One computer scientist from Cambridge University may have showed that the FBI might have paid in excess to unlock the iPhone of Syed Farook, the San Bernardino shooter, after he managed to bypass the passcode with only store bought kits which had cost him $100.
Using a technique known as NAND mirroring in tech circles, Sergei Skorobagatov, managed to break into the phone. The weird part is that the technique had been dismissed by the FBI director, James Comey as an unworkable design for breaking into iPhone models, let alone the iPhone 5C. However, Sergei outlined his attack method in a YouTube video and also in a paper.
The method that he focused on is reliant on bypassing the password limit retry attempts. Usually there are six incorrect password attempts before a phone is locked. If users can manage to eliminate the restriction then they can get as many password attempts as they can. Therefore they can run various different combinations before the phone actually unlocks.
To be able to do this, Sergei soldered the NAND chip from the phone, which is the main storage memory for most Apple devices. He managed to reverse engineer the memory system’s communication with the phone before he cloned a version of the chip with the password attempt counter now saying zero.
In his video, he explained because of his ability to create as many clones as possible, he could therefore try as many password attempts as he wanted. For each six password attempts, there is a 90-second gap, which means to do all the potential 10,000 codes would take roughly 40 hours, just under 2 days. Six digit codes would obviously take longer.
The kit that he used to do the trick can be easily bought on eBay, Amazon or Alibaba. It costs about $100. He also wrote that such a technique would also be useful for the iPhone 6s and 7 models, though because of their hardware more sophisticated hardware would be needed.

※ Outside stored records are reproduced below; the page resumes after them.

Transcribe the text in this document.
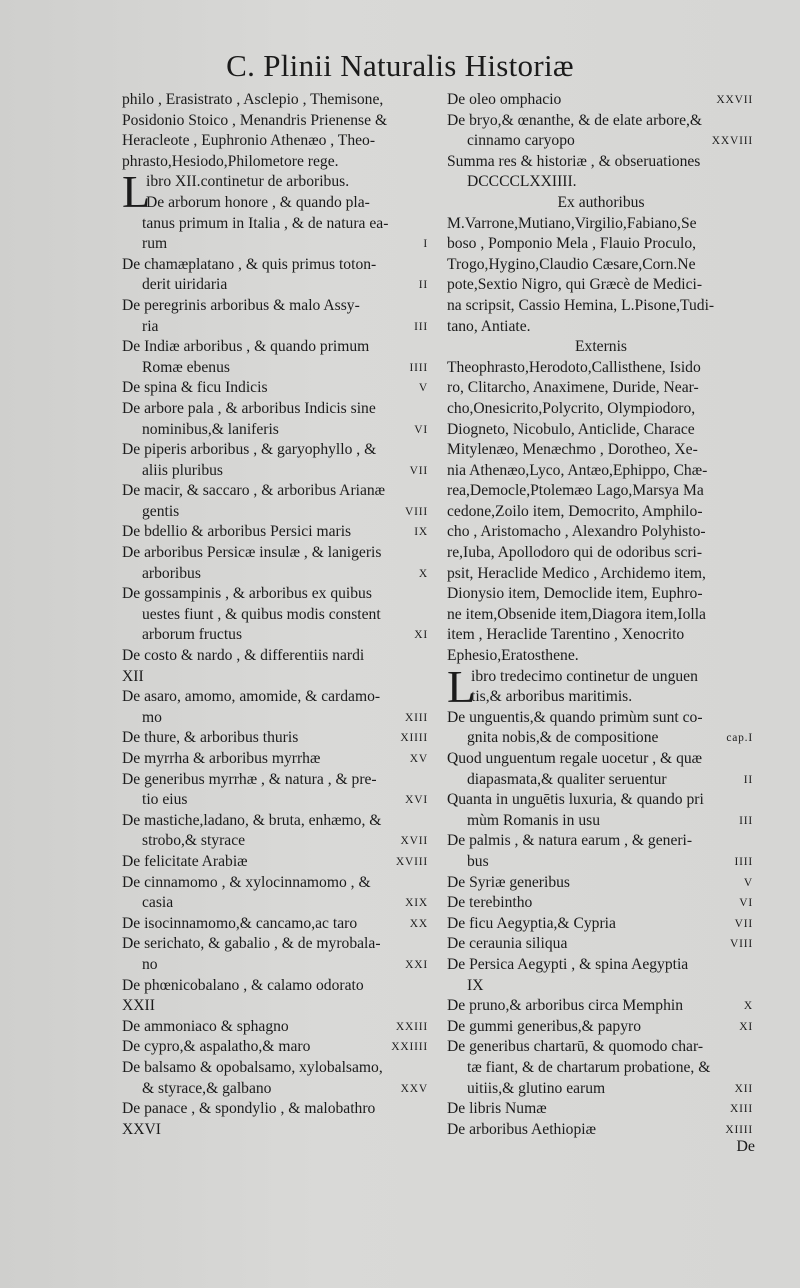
C. Plinii Naturalis Historiæ
philo , Erasistrato , Asclepio , Themisone,
Posidonio Stoico , Menandris Prienense &
Heracleote , Euphronio Athenæo , Theo-
phrasto,Hesiodo,Philometore rege.
L
ibro XII.continetur de arboribus.
De arborum honore , & quando pla-
tanus primum in Italia , & de natura ea-
rum	I
De chamæplatano , & quis primus toton-
derit uiridaria	II
De peregrinis arboribus & malo Assy-
ria	III
De Indiæ arboribus , & quando primum
Romæ ebenus	IIII
De spina & ficu Indicis	V
De arbore pala , & arboribus Indicis sine
nominibus,& laniferis	VI
De piperis arboribus , & garyophyllo , &
aliis pluribus	VII
De macir, & saccaro , & arboribus Arianæ
gentis	VIII
De bdellio & arboribus Persici maris	IX
De arboribus Persicæ insulæ , & lanigeris
arboribus	X
De gossampinis , & arboribus ex quibus
uestes fiunt , & quibus modis constent
arborum fructus	XI
De costo & nardo , & differentiis nardi
XII
De asaro, amomo, amomide, & cardamo-
mo	XIII
De thure, & arboribus thuris	XIIII
De myrrha & arboribus myrrhæ	XV
De generibus myrrhæ , & natura , & pre-
tio eius	XVI
De mastiche,ladano, & bruta, enhæmo, &
strobo,& styrace	XVII
De felicitate Arabiæ	XVIII
De cinnamomo , & xylocinnamomo , &
casia	XIX
De isocinnamomo,& cancamo,ac taro	XX
De serichato, & gabalio , & de myrobala-
no	XXI
De phœnicobalano , & calamo odorato
XXII
De ammoniaco & sphagno	XXIII
De cypro,& aspalatho,& maro	XXIIII
De balsamo & opobalsamo, xylobalsamo,
& styrace,& galbano	XXV
De panace , & spondylio , & malobathro
XXVI
De oleo omphacio	XXVII
De bryo,& œnanthe, & de elate arbore,&
cinnamo caryopo	XXVIII
Summa res & historiæ , & obseruationes
DCCCCLXXIIII.
Ex authoribus
M.Varrone,Mutiano,Virgilio,Fabiano,Se
boso , Pomponio Mela , Flauio Proculo,
Trogo,Hygino,Claudio Cæsare,Corn.Ne
pote,Sextio Nigro, qui Græcè de Medici-
na scripsit, Cassio Hemina, L.Pisone,Tudi-
tano, Antiate.
Externis
Theophrasto,Herodoto,Callisthene, Isido
ro, Clitarcho, Anaximene, Duride, Near-
cho,Onesicrito,Polycrito, Olympiodoro,
Diogneto, Nicobulo, Anticlide, Charace
Mitylenæo, Menæchmo , Dorotheo, Xe-
nia Athenæo,Lyco, Antæo,Ephippo, Chæ-
rea,Democle,Ptolemæo Lago,Marsya Ma
cedone,Zoilo item, Democrito, Amphilo-
cho , Aristomacho , Alexandro Polyhisto-
re,Iuba, Apollodoro qui de odoribus scri-
psit, Heraclide Medico , Archidemo item,
Dionysio item, Democlide item, Euphro-
ne item,Obsenide item,Diagora item,Iolla
item , Heraclide Tarentino , Xenocrito
Ephesio,Eratosthene.
L
ibro tredecimo continetur de unguen
tis,& arboribus maritimis.
De unguentis,& quando primùm sunt co-
gnita nobis,& de compositione	cap.I
Quod unguentum regale uocetur , & quæ
diapasmata,& qualiter seruentur	II
Quanta in unguētis luxuria, & quando pri
mùm Romanis in usu	III
De palmis , & natura earum , & generi-
bus	IIII
De Syriæ generibus	V
De terebintho	VI
De ficu Aegyptia,& Cypria	VII
De ceraunia siliqua	VIII
De Persica Aegypti , & spina Aegyptia
IX
De pruno,& arboribus circa Memphin	X
De gummi generibus,& papyro	XI
De generibus chartarū, & quomodo char-
tæ fiant, & de chartarum probatione, &
uitiis,& glutino earum	XII
De libris Numæ	XIII
De arboribus Aethiopiæ	XIIII
De
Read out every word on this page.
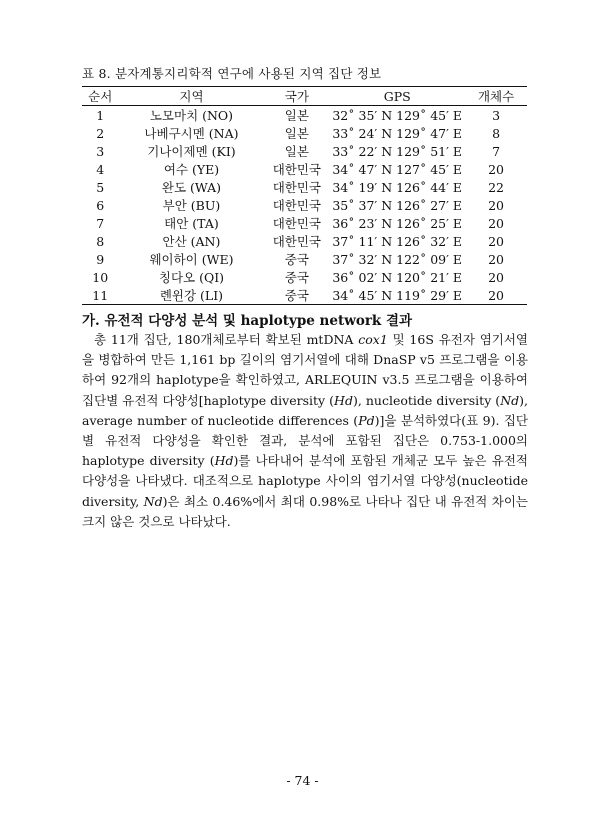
표 8. 분자계통지리학적 연구에 사용된 지역 집단 정보
순서	지역	국가	GPS	개체수
1	노모마치 (NO)	일본	32˚ 35′ N 129˚ 45′ E	3
2	나베구시멘 (NA)	일본	33˚ 24′ N 129˚ 47′ E	8
3	기나이제멘 (KI)	일본	33˚ 22′ N 129˚ 51′ E	7
4	여수 (YE)	대한민국	34˚ 47′ N 127˚ 45′ E	20
5	완도 (WA)	대한민국	34˚ 19′ N 126˚ 44′ E	22
6	부안 (BU)	대한민국	35˚ 37′ N 126˚ 27′ E	20
7	태안 (TA)	대한민국	36˚ 23′ N 126˚ 25′ E	20
8	안산 (AN)	대한민국	37˚ 11′ N 126˚ 32′ E	20
9	웨이하이 (WE)	중국	37˚ 32′ N 122˚ 09′ E	20
10	칭다오 (QI)	중국	36˚ 02′ N 120˚ 21′ E	20
11	롄윈강 (LI)	중국	34˚ 45′ N 119˚ 29′ E	20
가. 유전적 다양성 분석 및 haplotype network 결과

총 11개 집단, 180개체로부터 확보된 mtDNA cox1 및 16S 유전자 염기서열을 병합하여 만든 1,161 bp 길이의 염기서열에 대해 DnaSP v5 프로그램을 이용하여 92개의 haplotype을 확인하였고, ARLEQUIN v3.5 프로그램을 이용하여 집단별 유전적 다양성[haplotype diversity (Hd), nucleotide diversity (Nd), average number of nucleotide differences (Pd)]을 분석하였다(표 9). 집단별 유전적 다양성을 확인한 결과, 분석에 포함된 집단은 0.753-1.000의 haplotype diversity (Hd)를 나타내어 분석에 포함된 개체군 모두 높은 유전적 다양성을 나타냈다. 대조적으로 haplotype 사이의 염기서열 다양성(nucleotide diversity, Nd)은 최소 0.46%에서 최대 0.98%로 나타나 집단 내 유전적 차이는 크지 않은 것으로 나타났다.

- 74 -
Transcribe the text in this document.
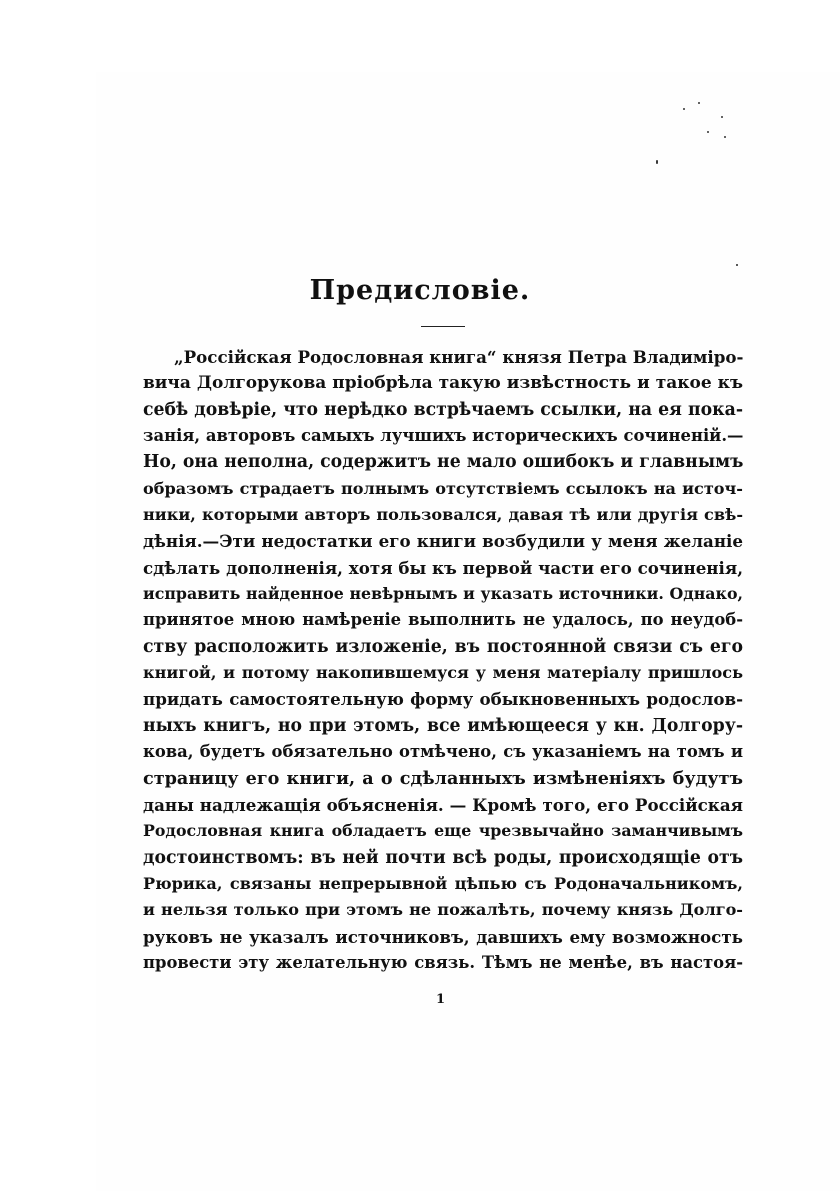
Предисловіе.
„Россійская Родословная книга“ князя Петра Владиміро-
вича Долгорукова пріобрѣла такую извѣстность и такое къ
себѣ довѣріе, что нерѣдко встрѣчаемъ ссылки, на ея пока-
занія, авторовъ самыхъ лучшихъ историческихъ сочиненій.—
Но, она неполна, содержитъ не мало ошибокъ и главнымъ
образомъ страдаетъ полнымъ отсутствіемъ ссылокъ на источ-
ники, которыми авторъ пользовался, давая тѣ или другія свѣ-
дѣнія.—Эти недостатки его книги возбудили у меня желаніе
сдѣлать дополненія, хотя бы къ первой части его сочиненія,
исправить найденное невѣрнымъ и указать источники. Однако,
принятое мною намѣреніе выполнить не удалось, по неудоб-
ству расположить изложеніе, въ постоянной связи съ его
книгой, и потому накопившемуся у меня матеріалу пришлось
придать самостоятельную форму обыкновенныхъ родослов-
ныхъ книгъ, но при этомъ, все имѣющееся у кн. Долгору-
кова, будетъ обязательно отмѣчено, съ указаніемъ на томъ и
страницу его книги, а о сдѣланныхъ измѣненіяхъ будутъ
даны надлежащія объясненія. — Кромѣ того, его Россійская
Родословная книга обладаетъ еще чрезвычайно заманчивымъ
достоинствомъ: въ ней почти всѣ роды, происходящіе отъ
Рюрика, связаны непрерывной цѣпью съ Родоначальникомъ,
и нельзя только при этомъ не пожалѣть, почему князь Долго-
руковъ не указалъ источниковъ, давшихъ ему возможность
провести эту желательную связь. Тѣмъ не менѣе, въ настоя-
1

Back in April, Comey had revealed that the agency had paid $1.3 million to a third party that helped to hack into the iPhone 5C for Farook. At the time he said the move was worth it.
The issue had risen after Apple had declined to help the agency create a backdoor to the iPhone noting that the resolution would set a dangerous precedent, and if the technology was in the wrong hands, it would lead to destruction.
The agency then decided to take Apple to court where the issue continued until the FBI dropped the case because they had found third party help. Apple was fighting the case with the help of legal and PR Company and was also supported by some of the technology companies who did not support FBI measures.
At the time, Comey said that they had considered many techniques including Sergei’s NAND mirroring approach. The agency eventually paid $1.3 million to the third party software company, which has not been disclosed ever since. Security researcher, Susan Landau said Sergei had managed to do something that the FBI had said was impossible.